N.B. I have not meant to negatively caricature Religious Studies (a cognate discipline for which I have huge respect), but rather to use it as a rhetorical counterpoint to respond to Ranjan's observations.
Comment by Ranjan Lekhy on December 21, 2009 at 6:29pm
Hi folks! Would you like to enlighten me about Anthropology of Religions? In the case of Buddhism, what I have found that the anthropologists have done their fieldworks among the Buddhist communities but not on Buddhism. Buddha, Buddhism and Buddhists are different jewels (tiratana in Pali).
Comment by John McCreery on November 9, 2009 at 6:30am
Francisco, thank you for those kind and encouraging words. Since I may have miscommunicated, I should be clear, however: There are both anthropologists who study Chinese religion and social historians and historians of religion who engage anthropological theories in what they write. The issue is that those who share this interest form an area studies community, whose work is rarely noticed, either in general introductions to the anthropology of religion or in work in the anthropology of religion conducted in other regions. This may reflect the ethnocentrism you mention or, alternatively, academic specialization and a body of classic works rooted in other places.

Anyway, thanks again for the support. Much appreciated.
Comment by Francisco Duarte on November 7, 2009 at 5:05pm
Sorry for putting myself in the middle of the conversation, but I think your point very interesting. In fact, we know that anthropology has a history of ethnocentrism, making the euro-american societies the center of the world, and the rest as the primitives (who, in a certain way, needed to be "civilized" and so on).

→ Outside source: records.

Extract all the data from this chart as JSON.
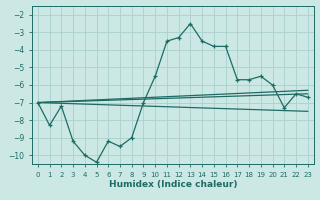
{
  "xlabel": "Humidex (Indice chaleur)",
  "background_color": "#cce8e5",
  "grid_color": "#aad0cc",
  "line_color": "#1e6b65",
  "xlim": [
    -0.5,
    23.5
  ],
  "ylim": [
    -10.5,
    -1.5
  ],
  "yticks": [
    -10,
    -9,
    -8,
    -7,
    -6,
    -5,
    -4,
    -3,
    -2
  ],
  "xticks": [
    0,
    1,
    2,
    3,
    4,
    5,
    6,
    7,
    8,
    9,
    10,
    11,
    12,
    13,
    14,
    15,
    16,
    17,
    18,
    19,
    20,
    21,
    22,
    23
  ],
  "line1_x": [
    0,
    1,
    2,
    3,
    4,
    5,
    6,
    7,
    8,
    9,
    10,
    11,
    12,
    13,
    14,
    15,
    16,
    17,
    18,
    19,
    20,
    21,
    22,
    23
  ],
  "line1_y": [
    -7.0,
    -8.3,
    -7.2,
    -9.2,
    -10.0,
    -10.4,
    -9.2,
    -9.5,
    -9.0,
    -7.0,
    -5.5,
    -3.5,
    -3.3,
    -2.5,
    -3.5,
    -3.8,
    -3.8,
    -5.7,
    -5.7,
    -5.5,
    -6.0,
    -7.3,
    -6.5,
    -6.7
  ],
  "line2_x": [
    0,
    23
  ],
  "line2_y": [
    -7.0,
    -6.5
  ],
  "line3_x": [
    0,
    23
  ],
  "line3_y": [
    -7.0,
    -7.5
  ]
}
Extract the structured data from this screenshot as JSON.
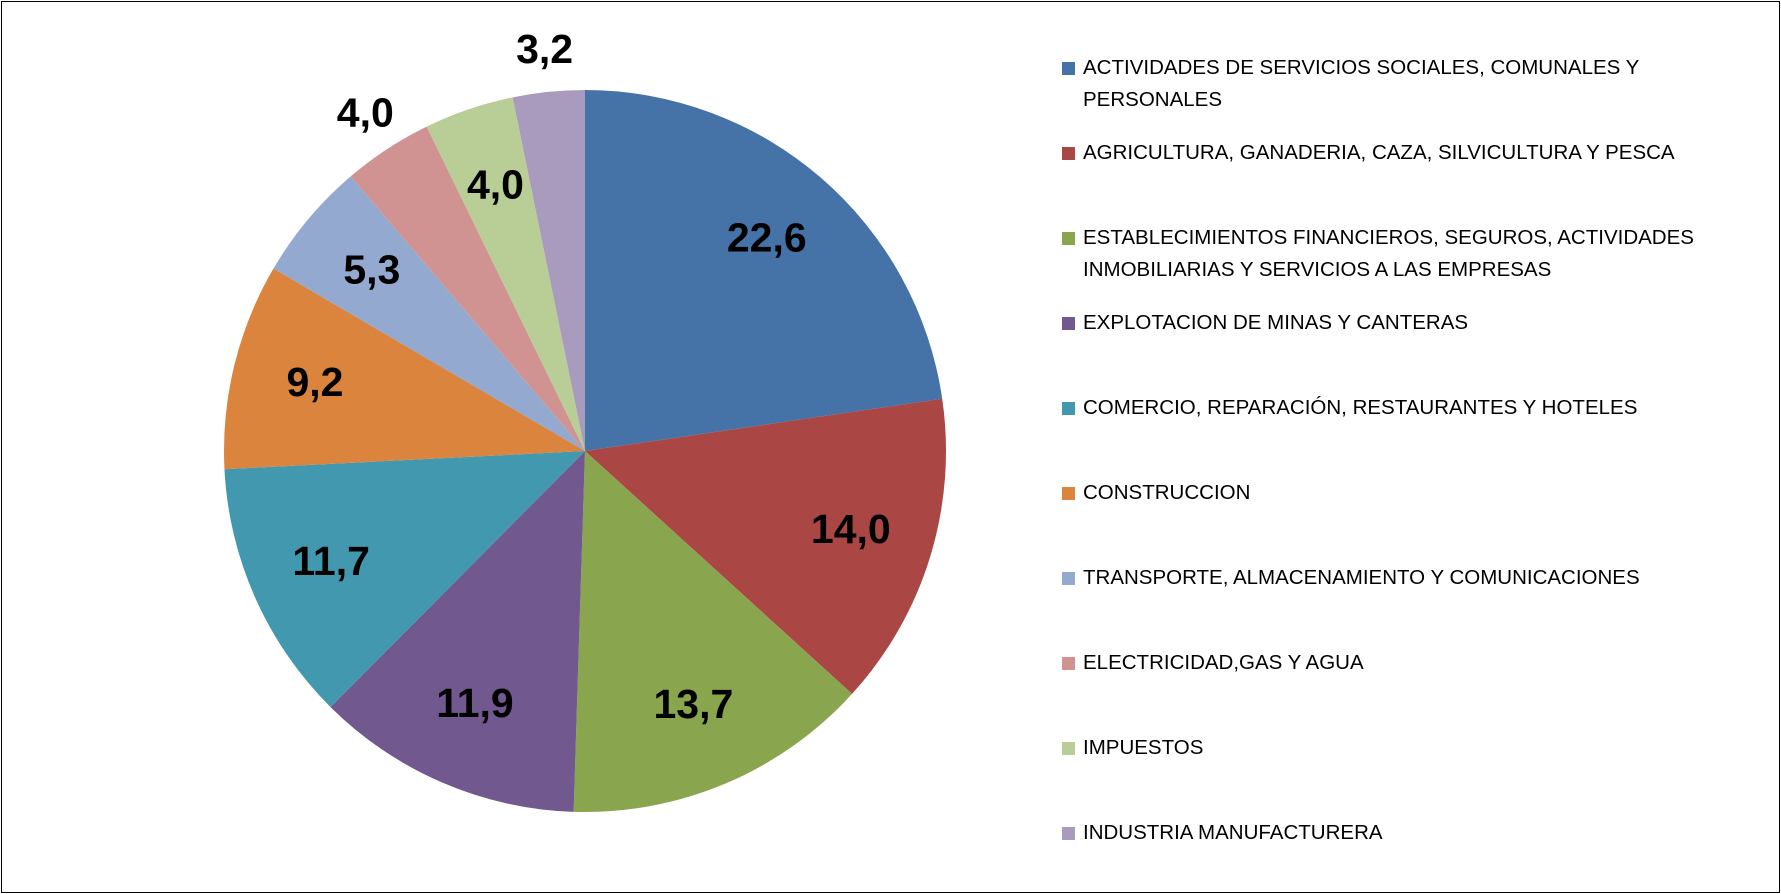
{
  "chart_data": {
    "type": "pie",
    "categories": [
      "ACTIVIDADES DE SERVICIOS SOCIALES, COMUNALES Y PERSONALES",
      "AGRICULTURA, GANADERIA, CAZA, SILVICULTURA Y PESCA",
      "ESTABLECIMIENTOS FINANCIEROS, SEGUROS, ACTIVIDADES INMOBILIARIAS Y SERVICIOS A LAS EMPRESAS",
      "EXPLOTACION DE MINAS Y CANTERAS",
      "COMERCIO, REPARACIÓN, RESTAURANTES Y HOTELES",
      "CONSTRUCCION",
      "TRANSPORTE, ALMACENAMIENTO Y COMUNICACIONES",
      "ELECTRICIDAD,GAS Y AGUA",
      "IMPUESTOS",
      "INDUSTRIA MANUFACTURERA"
    ],
    "values": [
      22.6,
      14.0,
      13.7,
      11.9,
      11.7,
      9.2,
      5.3,
      4.0,
      4.0,
      3.2
    ],
    "value_labels": [
      "22,6",
      "14,0",
      "13,7",
      "11,9",
      "11,7",
      "9,2",
      "5,3",
      "4,0",
      "4,0",
      "3,2"
    ],
    "colors": [
      "#4572a7",
      "#aa4643",
      "#89a54e",
      "#71588f",
      "#4198af",
      "#db843d",
      "#93a9cf",
      "#d19392",
      "#b9cd96",
      "#a99bbd"
    ],
    "legend": "right"
  }
}
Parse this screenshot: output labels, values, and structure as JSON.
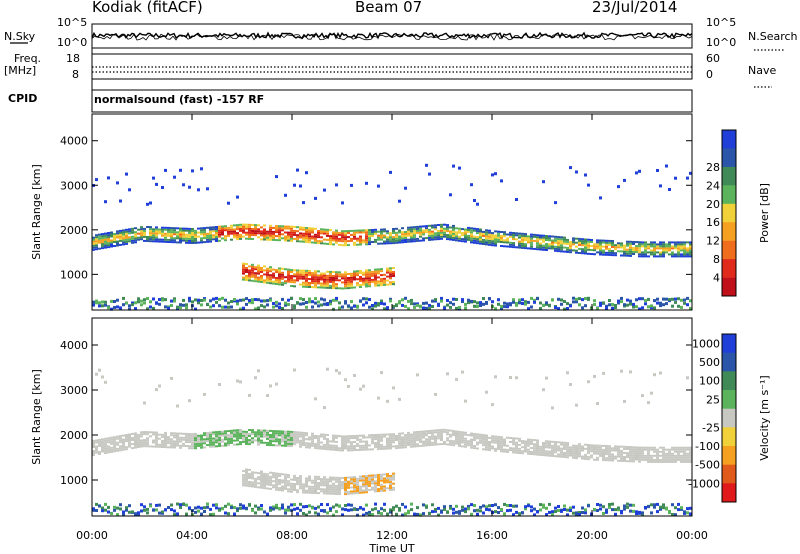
{
  "header": {
    "station": "Kodiak  (fitACF)",
    "beam": "Beam 07",
    "date": "23/Jul/2014"
  },
  "control": {
    "nsky_label": "N.Sky",
    "nsky_ticks": [
      "10^5",
      "10^0"
    ],
    "nsearch_label": "N.Search",
    "nsearch_ticks": [
      "10^5",
      "10^0"
    ],
    "freq_label": "Freq.",
    "freq_unit": "[MHz]",
    "freq_ticks": [
      "18",
      "8"
    ],
    "nave_label": "Nave",
    "nave_ticks": [
      "60",
      "0"
    ],
    "cpid_label": "CPID",
    "cpid_value": "normalsound (fast) -157 RF"
  },
  "colors": {
    "power_scale": [
      "#1f3fd8",
      "#2a55a8",
      "#3f8a57",
      "#5bb35b",
      "#f0d13a",
      "#f5a020",
      "#ef6d1c",
      "#e02b1c",
      "#c0101a"
    ],
    "velocity_scale": [
      "#1f3fd8",
      "#2a55a8",
      "#3f8a57",
      "#5bb35b",
      "#c8c8c3",
      "#f0d13a",
      "#f5a020",
      "#e05a1c",
      "#e01a1a"
    ],
    "ground_scatter": "#c8c8c3"
  },
  "chart_data": [
    {
      "type": "heatmap",
      "title": "Power",
      "ylabel": "Slant Range [km]",
      "xlabel": "Time UT",
      "xlim": [
        "00:00",
        "24:00"
      ],
      "ylim": [
        200,
        4600
      ],
      "x_ticks": [
        "00:00",
        "04:00",
        "08:00",
        "12:00",
        "16:00",
        "20:00",
        "00:00"
      ],
      "y_ticks": [
        "1000",
        "2000",
        "3000",
        "4000"
      ],
      "colorbar_label": "Power [dB]",
      "colorbar_ticks": [
        "4",
        "8",
        "12",
        "16",
        "20",
        "24",
        "28"
      ],
      "bands": [
        {
          "name": "upper",
          "x": [
            0,
            2,
            4,
            6,
            8,
            10,
            12,
            14,
            16,
            18,
            20,
            22,
            24
          ],
          "y": [
            1700,
            1900,
            1850,
            1950,
            1900,
            1800,
            1850,
            1950,
            1800,
            1700,
            1600,
            1550,
            1550
          ]
        },
        {
          "name": "lower",
          "x": [
            6,
            8,
            10,
            12
          ],
          "y": [
            1050,
            900,
            850,
            950
          ]
        }
      ]
    },
    {
      "type": "heatmap",
      "title": "Velocity",
      "ylabel": "Slant Range [km]",
      "xlabel": "Time UT",
      "xlim": [
        "00:00",
        "24:00"
      ],
      "ylim": [
        200,
        4600
      ],
      "x_ticks": [
        "00:00",
        "04:00",
        "08:00",
        "12:00",
        "16:00",
        "20:00",
        "00:00"
      ],
      "y_ticks": [
        "1000",
        "2000",
        "3000",
        "4000"
      ],
      "colorbar_label": "Velocity [m s⁻¹]",
      "colorbar_ticks": [
        "1000",
        "500",
        "100",
        "25",
        "-25",
        "-100",
        "-500",
        "-1000"
      ]
    }
  ]
}
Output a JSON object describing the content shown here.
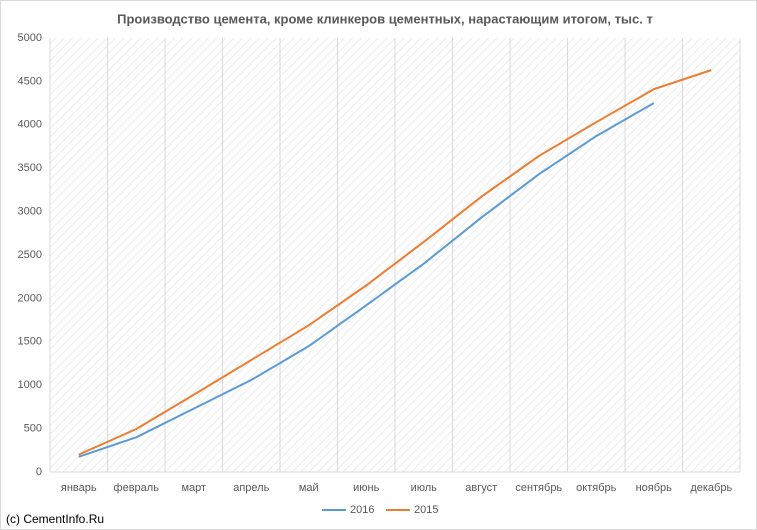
{
  "chart_data": {
    "type": "line",
    "title": "Производство цемента, кроме клинкеров цементных, нарастающим итогом, тыс. т",
    "categories": [
      "январь",
      "февраль",
      "март",
      "апрель",
      "май",
      "июнь",
      "июль",
      "август",
      "сентябрь",
      "октябрь",
      "ноябрь",
      "декабрь"
    ],
    "series": [
      {
        "name": "2016",
        "color": "#5b9bd5",
        "values": [
          175,
          400,
          730,
          1060,
          1450,
          1920,
          2400,
          2930,
          3430,
          3870,
          4250,
          null
        ]
      },
      {
        "name": "2015",
        "color": "#ed7d31",
        "values": [
          200,
          495,
          890,
          1290,
          1690,
          2150,
          2650,
          3170,
          3640,
          4030,
          4410,
          4630
        ]
      }
    ],
    "ylim": [
      0,
      5000
    ],
    "yticks": [
      0,
      500,
      1000,
      1500,
      2000,
      2500,
      3000,
      3500,
      4000,
      4500,
      5000
    ],
    "legend": "bottom",
    "source": "(c) CementInfo.Ru"
  }
}
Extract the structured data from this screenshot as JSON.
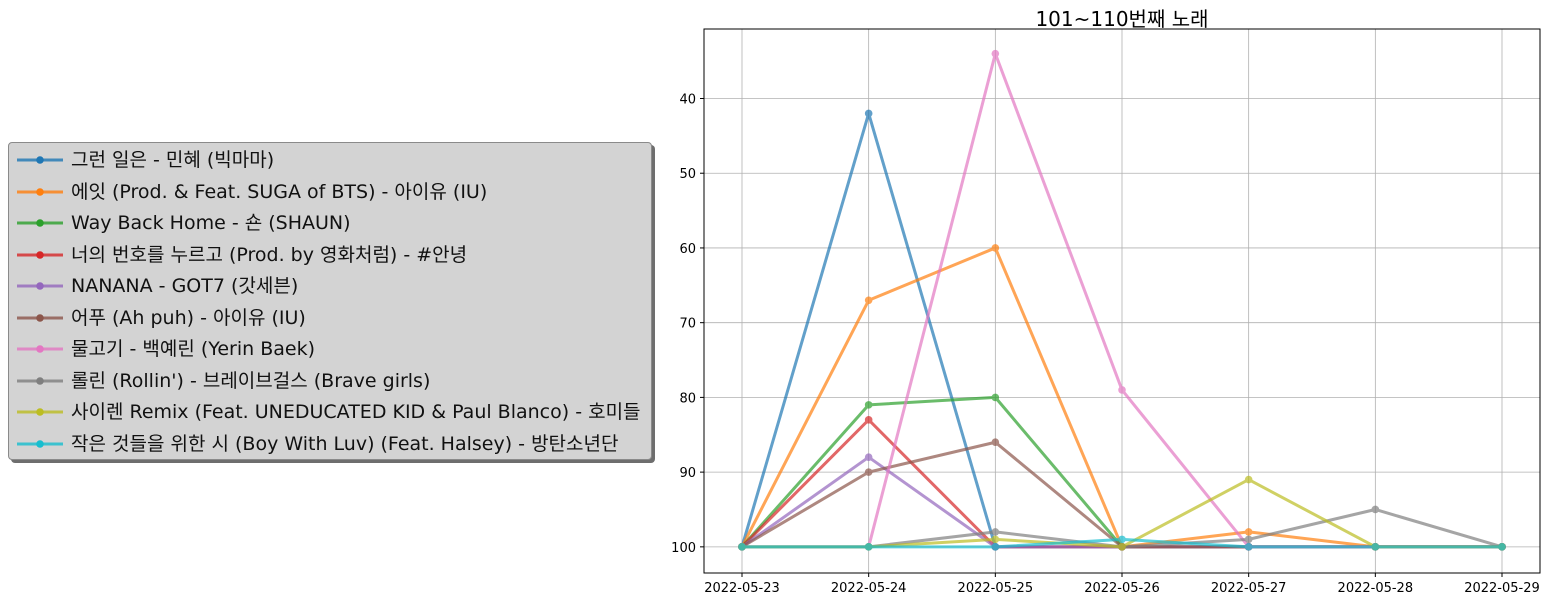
{
  "chart_data": {
    "type": "line",
    "title": "101~110번째 노래",
    "xlabel": "",
    "ylabel": "",
    "x": [
      "2022-05-23",
      "2022-05-24",
      "2022-05-25",
      "2022-05-26",
      "2022-05-27",
      "2022-05-28",
      "2022-05-29"
    ],
    "y_ticks": [
      40,
      50,
      60,
      70,
      80,
      90,
      100
    ],
    "y_tick_labels": [
      "40",
      "50",
      "60",
      "70",
      "80",
      "90",
      "100"
    ],
    "ylim": [
      103.5,
      30.7
    ],
    "y_inverted": true,
    "grid": true,
    "legend_position": "left",
    "series": [
      {
        "name": "그런 일은 - 민혜 (빅마마)",
        "color": "#1f77b4",
        "values": [
          100,
          42,
          100,
          100,
          100,
          100,
          100
        ]
      },
      {
        "name": "에잇 (Prod. & Feat. SUGA of BTS) - 아이유 (IU)",
        "color": "#ff7f0e",
        "values": [
          100,
          67,
          60,
          100,
          98,
          100,
          100
        ]
      },
      {
        "name": "Way Back Home - 숀 (SHAUN)",
        "color": "#2ca02c",
        "values": [
          100,
          81,
          80,
          100,
          100,
          100,
          100
        ]
      },
      {
        "name": "너의 번호를 누르고 (Prod. by 영화처럼) - #안녕",
        "color": "#d62728",
        "values": [
          100,
          83,
          100,
          100,
          100,
          100,
          100
        ]
      },
      {
        "name": "NANANA - GOT7 (갓세븐)",
        "color": "#9467bd",
        "values": [
          100,
          88,
          100,
          100,
          100,
          100,
          100
        ]
      },
      {
        "name": "어푸 (Ah puh) - 아이유 (IU)",
        "color": "#8c564b",
        "values": [
          100,
          90,
          86,
          100,
          100,
          100,
          100
        ]
      },
      {
        "name": "물고기 - 백예린 (Yerin Baek)",
        "color": "#e377c2",
        "values": [
          100,
          100,
          34,
          79,
          100,
          100,
          100
        ]
      },
      {
        "name": "롤린 (Rollin') - 브레이브걸스 (Brave girls)",
        "color": "#7f7f7f",
        "values": [
          100,
          100,
          98,
          100,
          99,
          95,
          100
        ]
      },
      {
        "name": "사이렌 Remix (Feat. UNEDUCATED KID & Paul Blanco) - 호미들",
        "color": "#bcbd22",
        "values": [
          100,
          100,
          99,
          100,
          91,
          100,
          100
        ]
      },
      {
        "name": "작은 것들을 위한 시 (Boy With Luv) (Feat. Halsey) - 방탄소년단",
        "color": "#17becf",
        "values": [
          100,
          100,
          100,
          99,
          100,
          100,
          100
        ]
      }
    ]
  }
}
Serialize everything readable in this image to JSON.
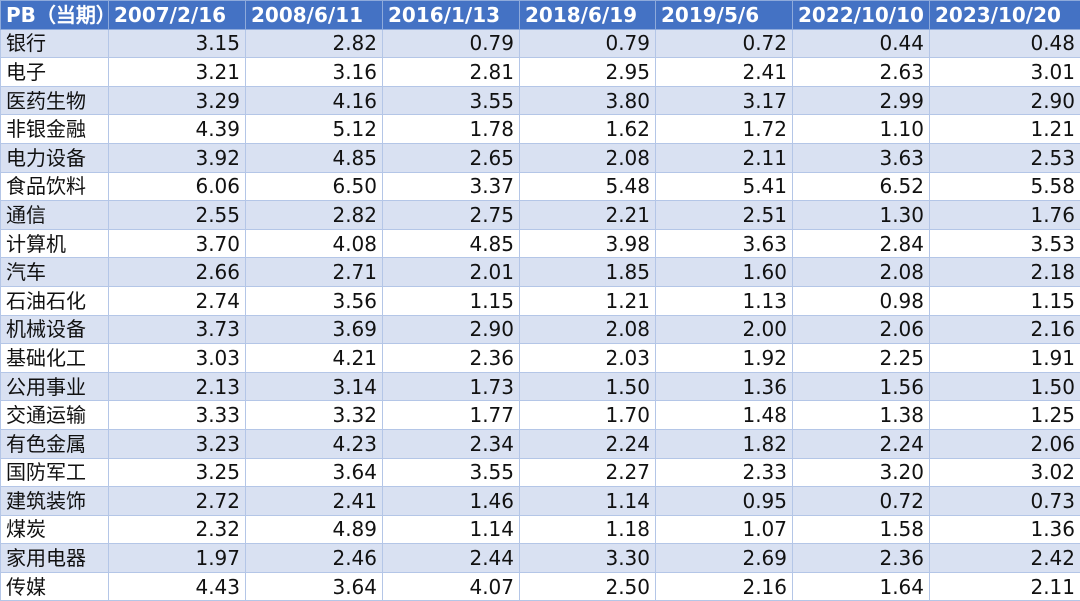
{
  "table": {
    "header": [
      "PB（当期）",
      "2007/2/16",
      "2008/6/11",
      "2016/1/13",
      "2018/6/19",
      "2019/5/6",
      "2022/10/10",
      "2023/10/20"
    ],
    "rows": [
      [
        "银行",
        "3.15",
        "2.82",
        "0.79",
        "0.79",
        "0.72",
        "0.44",
        "0.48"
      ],
      [
        "电子",
        "3.21",
        "3.16",
        "2.81",
        "2.95",
        "2.41",
        "2.63",
        "3.01"
      ],
      [
        "医药生物",
        "3.29",
        "4.16",
        "3.55",
        "3.80",
        "3.17",
        "2.99",
        "2.90"
      ],
      [
        "非银金融",
        "4.39",
        "5.12",
        "1.78",
        "1.62",
        "1.72",
        "1.10",
        "1.21"
      ],
      [
        "电力设备",
        "3.92",
        "4.85",
        "2.65",
        "2.08",
        "2.11",
        "3.63",
        "2.53"
      ],
      [
        "食品饮料",
        "6.06",
        "6.50",
        "3.37",
        "5.48",
        "5.41",
        "6.52",
        "5.58"
      ],
      [
        "通信",
        "2.55",
        "2.82",
        "2.75",
        "2.21",
        "2.51",
        "1.30",
        "1.76"
      ],
      [
        "计算机",
        "3.70",
        "4.08",
        "4.85",
        "3.98",
        "3.63",
        "2.84",
        "3.53"
      ],
      [
        "汽车",
        "2.66",
        "2.71",
        "2.01",
        "1.85",
        "1.60",
        "2.08",
        "2.18"
      ],
      [
        "石油石化",
        "2.74",
        "3.56",
        "1.15",
        "1.21",
        "1.13",
        "0.98",
        "1.15"
      ],
      [
        "机械设备",
        "3.73",
        "3.69",
        "2.90",
        "2.08",
        "2.00",
        "2.06",
        "2.16"
      ],
      [
        "基础化工",
        "3.03",
        "4.21",
        "2.36",
        "2.03",
        "1.92",
        "2.25",
        "1.91"
      ],
      [
        "公用事业",
        "2.13",
        "3.14",
        "1.73",
        "1.50",
        "1.36",
        "1.56",
        "1.50"
      ],
      [
        "交通运输",
        "3.33",
        "3.32",
        "1.77",
        "1.70",
        "1.48",
        "1.38",
        "1.25"
      ],
      [
        "有色金属",
        "3.23",
        "4.23",
        "2.34",
        "2.24",
        "1.82",
        "2.24",
        "2.06"
      ],
      [
        "国防军工",
        "3.25",
        "3.64",
        "3.55",
        "2.27",
        "2.33",
        "3.20",
        "3.02"
      ],
      [
        "建筑装饰",
        "2.72",
        "2.41",
        "1.46",
        "1.14",
        "0.95",
        "0.72",
        "0.73"
      ],
      [
        "煤炭",
        "2.32",
        "4.89",
        "1.14",
        "1.18",
        "1.07",
        "1.58",
        "1.36"
      ],
      [
        "家用电器",
        "1.97",
        "2.46",
        "2.44",
        "3.30",
        "2.69",
        "2.36",
        "2.42"
      ],
      [
        "传媒",
        "4.43",
        "3.64",
        "4.07",
        "2.50",
        "2.16",
        "1.64",
        "2.11"
      ]
    ]
  }
}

The departure from this perspective initiated the study (in large scale, at least) of the very own societies who wanted to study the "others". In this auto-evaluation of the western self, maybe a lot of anthropologists simple forgott about the rest of the wolrd in this try to compreend themselves and their societies.
Also, the atheisation of China by the Mao politics (it was, of course, largelly uncessful) ensured that religion would not be very spoken about in that large country. It ensured that the studies about chinese religion would not be very prolific. And, indeed, it strikes me has very obvious that someone should be talking about chinese religion in anthroplogical terms.
I think your study will pioneer a strong branch of our science. Your fears are, of course, understandable, but someone must clear the path. Keep steady, I think you're on something. The best of luck.